Sure, okay, so Kristofferson's done some music too—"The Silver Tongued Devil and I" is great, and without Kristofferson, we'd have neither Johnny Cash's version of the Kristofferson-penned "Sunday Mornin' Coming Down," nor Willie Nelson's of "Help Me Make it Through the Night," nor Janis Joplin's "Me and Bobby McGee." (If we're being honest, we could probably be without that goddamn Joplin song, though—and if we're going to be really honest, one might even suggest that Kristofferson's been a far more successful songwriter than he's ever been as a performer.
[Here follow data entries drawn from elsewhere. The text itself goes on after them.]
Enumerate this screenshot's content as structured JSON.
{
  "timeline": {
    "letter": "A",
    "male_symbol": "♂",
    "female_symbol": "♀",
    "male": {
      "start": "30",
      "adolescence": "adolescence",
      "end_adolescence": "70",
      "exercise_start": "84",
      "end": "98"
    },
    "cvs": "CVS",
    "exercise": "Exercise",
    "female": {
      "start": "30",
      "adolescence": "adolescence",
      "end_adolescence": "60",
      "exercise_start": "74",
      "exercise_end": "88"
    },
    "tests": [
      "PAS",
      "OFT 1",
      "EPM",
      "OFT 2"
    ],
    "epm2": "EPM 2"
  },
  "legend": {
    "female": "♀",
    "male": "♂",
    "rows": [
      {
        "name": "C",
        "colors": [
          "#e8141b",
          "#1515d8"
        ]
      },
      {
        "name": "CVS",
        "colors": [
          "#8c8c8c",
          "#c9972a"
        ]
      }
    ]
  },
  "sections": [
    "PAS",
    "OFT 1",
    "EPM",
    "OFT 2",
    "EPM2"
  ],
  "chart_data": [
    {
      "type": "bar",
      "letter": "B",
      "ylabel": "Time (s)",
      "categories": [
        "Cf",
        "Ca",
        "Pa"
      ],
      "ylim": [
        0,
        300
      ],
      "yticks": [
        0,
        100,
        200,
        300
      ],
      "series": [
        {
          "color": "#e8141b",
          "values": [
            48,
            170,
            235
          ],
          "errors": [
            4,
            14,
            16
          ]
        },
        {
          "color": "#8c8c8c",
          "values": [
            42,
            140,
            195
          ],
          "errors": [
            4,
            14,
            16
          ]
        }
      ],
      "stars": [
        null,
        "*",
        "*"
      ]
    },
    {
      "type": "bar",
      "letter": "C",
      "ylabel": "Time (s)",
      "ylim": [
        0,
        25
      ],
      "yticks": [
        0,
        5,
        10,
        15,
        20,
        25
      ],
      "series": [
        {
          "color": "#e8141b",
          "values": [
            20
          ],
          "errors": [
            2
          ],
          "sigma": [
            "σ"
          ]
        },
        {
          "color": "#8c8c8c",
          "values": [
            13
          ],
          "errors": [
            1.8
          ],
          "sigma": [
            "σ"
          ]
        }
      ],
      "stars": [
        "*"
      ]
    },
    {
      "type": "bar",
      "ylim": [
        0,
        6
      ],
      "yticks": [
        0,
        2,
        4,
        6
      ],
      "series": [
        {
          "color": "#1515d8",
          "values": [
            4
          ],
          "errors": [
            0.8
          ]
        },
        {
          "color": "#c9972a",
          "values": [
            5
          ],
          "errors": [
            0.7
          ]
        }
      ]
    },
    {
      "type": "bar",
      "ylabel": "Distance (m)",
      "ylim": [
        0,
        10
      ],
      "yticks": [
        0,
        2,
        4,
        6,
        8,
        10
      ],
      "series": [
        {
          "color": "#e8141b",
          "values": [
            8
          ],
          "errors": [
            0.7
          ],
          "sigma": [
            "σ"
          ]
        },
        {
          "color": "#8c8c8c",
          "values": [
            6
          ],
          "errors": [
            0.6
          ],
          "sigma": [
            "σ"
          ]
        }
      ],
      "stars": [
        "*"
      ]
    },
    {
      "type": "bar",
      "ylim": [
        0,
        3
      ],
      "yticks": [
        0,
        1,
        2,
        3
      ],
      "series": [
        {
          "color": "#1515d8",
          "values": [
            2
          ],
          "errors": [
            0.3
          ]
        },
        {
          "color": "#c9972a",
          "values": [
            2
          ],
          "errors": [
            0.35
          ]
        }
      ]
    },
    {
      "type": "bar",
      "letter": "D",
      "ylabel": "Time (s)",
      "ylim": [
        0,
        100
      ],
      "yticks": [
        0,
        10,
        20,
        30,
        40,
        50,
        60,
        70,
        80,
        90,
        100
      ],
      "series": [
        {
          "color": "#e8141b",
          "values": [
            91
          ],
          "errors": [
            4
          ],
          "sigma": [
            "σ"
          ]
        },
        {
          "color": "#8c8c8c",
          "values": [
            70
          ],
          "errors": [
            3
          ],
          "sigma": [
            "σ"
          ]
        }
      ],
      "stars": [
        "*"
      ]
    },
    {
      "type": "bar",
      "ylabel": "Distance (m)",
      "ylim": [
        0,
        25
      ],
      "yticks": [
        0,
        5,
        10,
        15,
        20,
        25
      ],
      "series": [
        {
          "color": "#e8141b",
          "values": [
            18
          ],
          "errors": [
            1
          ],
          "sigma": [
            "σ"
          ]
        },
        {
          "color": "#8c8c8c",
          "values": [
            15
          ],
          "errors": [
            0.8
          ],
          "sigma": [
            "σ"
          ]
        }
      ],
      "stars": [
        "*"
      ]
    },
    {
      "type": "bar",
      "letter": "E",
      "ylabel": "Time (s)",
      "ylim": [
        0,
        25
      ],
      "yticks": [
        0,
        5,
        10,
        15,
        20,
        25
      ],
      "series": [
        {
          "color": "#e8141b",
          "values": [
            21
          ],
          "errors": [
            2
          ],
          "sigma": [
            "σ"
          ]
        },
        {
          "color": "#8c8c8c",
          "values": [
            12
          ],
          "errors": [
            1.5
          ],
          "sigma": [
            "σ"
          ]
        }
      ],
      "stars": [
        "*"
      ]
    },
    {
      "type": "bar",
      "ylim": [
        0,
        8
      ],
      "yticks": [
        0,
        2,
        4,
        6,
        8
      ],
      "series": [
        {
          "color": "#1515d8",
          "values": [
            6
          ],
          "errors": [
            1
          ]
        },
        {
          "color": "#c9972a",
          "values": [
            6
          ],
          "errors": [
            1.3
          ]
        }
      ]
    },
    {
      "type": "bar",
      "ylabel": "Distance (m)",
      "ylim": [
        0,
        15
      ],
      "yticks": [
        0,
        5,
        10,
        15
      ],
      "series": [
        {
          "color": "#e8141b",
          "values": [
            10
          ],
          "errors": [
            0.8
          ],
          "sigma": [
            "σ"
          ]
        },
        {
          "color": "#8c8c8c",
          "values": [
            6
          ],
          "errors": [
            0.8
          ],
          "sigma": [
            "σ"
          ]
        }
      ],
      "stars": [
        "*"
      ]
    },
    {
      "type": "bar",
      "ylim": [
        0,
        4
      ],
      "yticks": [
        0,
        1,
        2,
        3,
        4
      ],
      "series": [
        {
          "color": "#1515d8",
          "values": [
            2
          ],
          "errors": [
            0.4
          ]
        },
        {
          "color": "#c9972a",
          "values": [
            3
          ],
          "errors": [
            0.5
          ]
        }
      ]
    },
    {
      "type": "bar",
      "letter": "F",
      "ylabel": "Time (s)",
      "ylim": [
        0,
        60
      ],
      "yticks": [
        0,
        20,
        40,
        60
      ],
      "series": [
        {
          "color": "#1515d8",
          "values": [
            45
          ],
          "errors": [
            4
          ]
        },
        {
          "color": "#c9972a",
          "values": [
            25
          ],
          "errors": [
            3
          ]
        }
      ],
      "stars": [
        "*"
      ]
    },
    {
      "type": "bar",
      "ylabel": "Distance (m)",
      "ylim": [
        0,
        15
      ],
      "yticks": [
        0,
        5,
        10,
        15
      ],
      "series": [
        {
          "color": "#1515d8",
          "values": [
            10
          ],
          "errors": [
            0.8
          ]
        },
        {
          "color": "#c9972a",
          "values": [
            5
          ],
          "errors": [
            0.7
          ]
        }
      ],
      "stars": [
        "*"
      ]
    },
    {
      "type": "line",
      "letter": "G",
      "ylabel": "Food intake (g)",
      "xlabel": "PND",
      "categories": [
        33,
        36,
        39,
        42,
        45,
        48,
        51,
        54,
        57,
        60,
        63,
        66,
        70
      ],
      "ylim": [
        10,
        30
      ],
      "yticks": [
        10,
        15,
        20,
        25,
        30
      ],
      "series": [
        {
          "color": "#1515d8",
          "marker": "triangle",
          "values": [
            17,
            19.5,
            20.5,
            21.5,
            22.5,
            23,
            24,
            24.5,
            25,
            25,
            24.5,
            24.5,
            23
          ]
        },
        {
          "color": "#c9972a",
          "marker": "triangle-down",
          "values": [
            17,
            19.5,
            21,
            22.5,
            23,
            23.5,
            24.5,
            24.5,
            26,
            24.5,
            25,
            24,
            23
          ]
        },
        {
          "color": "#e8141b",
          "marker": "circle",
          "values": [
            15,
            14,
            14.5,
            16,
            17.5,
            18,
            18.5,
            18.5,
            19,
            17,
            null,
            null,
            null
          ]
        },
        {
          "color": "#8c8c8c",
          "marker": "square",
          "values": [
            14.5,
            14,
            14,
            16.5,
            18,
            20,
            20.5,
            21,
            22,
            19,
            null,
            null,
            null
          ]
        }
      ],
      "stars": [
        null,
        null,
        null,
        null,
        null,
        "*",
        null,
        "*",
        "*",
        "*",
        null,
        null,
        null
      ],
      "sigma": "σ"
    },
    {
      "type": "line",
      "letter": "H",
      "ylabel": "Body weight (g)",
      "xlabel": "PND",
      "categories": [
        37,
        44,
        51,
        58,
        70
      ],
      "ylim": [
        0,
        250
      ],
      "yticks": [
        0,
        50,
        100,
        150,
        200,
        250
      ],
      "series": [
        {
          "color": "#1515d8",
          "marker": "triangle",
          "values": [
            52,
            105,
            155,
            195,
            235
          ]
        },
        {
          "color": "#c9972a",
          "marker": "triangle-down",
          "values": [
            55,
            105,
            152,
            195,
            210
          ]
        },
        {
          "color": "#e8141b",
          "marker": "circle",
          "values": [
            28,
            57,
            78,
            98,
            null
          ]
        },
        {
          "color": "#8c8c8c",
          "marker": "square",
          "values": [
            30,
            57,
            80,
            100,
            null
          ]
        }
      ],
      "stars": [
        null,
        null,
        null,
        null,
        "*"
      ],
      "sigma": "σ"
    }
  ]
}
But that'd be kind of a dicky thing to do, especially considering how great his 1971 album The Silver Tongued Devil and I is—and, along with Willie Nelson, Waylon Jennings, and Johnny Cash, he was a member of the Highwaymen, after all.)

So yeah. He does music, whatever. Now where were we? Oh, right: Blade II. Now, there's a singular moment in the film when you realize how vital Kristofferson is to the whole noble enterprise: Kristofferson's Whistler, as Blade's rough, raggedly geriatric mentor, has been captured by vampires, who are, for some reason, torturing him and keeping him in a big Plexiglas tank full of Kool-Aid colored blood. After rescuing him, Blade fears that Whistler's become a vampire; to cure him, Blade injects Whistler with an "accelerated retro-viral detox." No, I don't know what the fuck that means either, but it cures Whistler, right? So when Blade checks in on Whistler the next morning—nope, not a vampire!—he stoically inquires as to Whistler's physical and mental state: "How do you feel?" And it's here that the haggard visage of Kristofferson comes out of the shadows and into the cool, pale light, his long stringy hair dangling and his roguish beard spread across his finely weathered countenance, and the answer comes, as only Kristofferson can humbly, coarsely, and sharply offer it: "Like hammered shit."

When Kristofferson performs his solo acoustic show this week at the Aladdin, will there be a moment as lyrical and moving as that one? Probably not. What there will be: Plenty of weathered, haggard crooning, and perhaps some politicking reminiscent of his socially relevant '86 album Repossessed, and hopefully he'll play both "Jody and the Kid" and "Good Christian Soldier." (Hopefully there won't be any weird flashbacks to that uncomfortable period when he sang with Barbra Streisand, or any acknowledgment of Whistler's ridiculously lame death in Blade: Trinity.) But maybe—just maybe, and if we're lucky—Kristofferson might mention that perfect trademark phrase of his from his greatest work.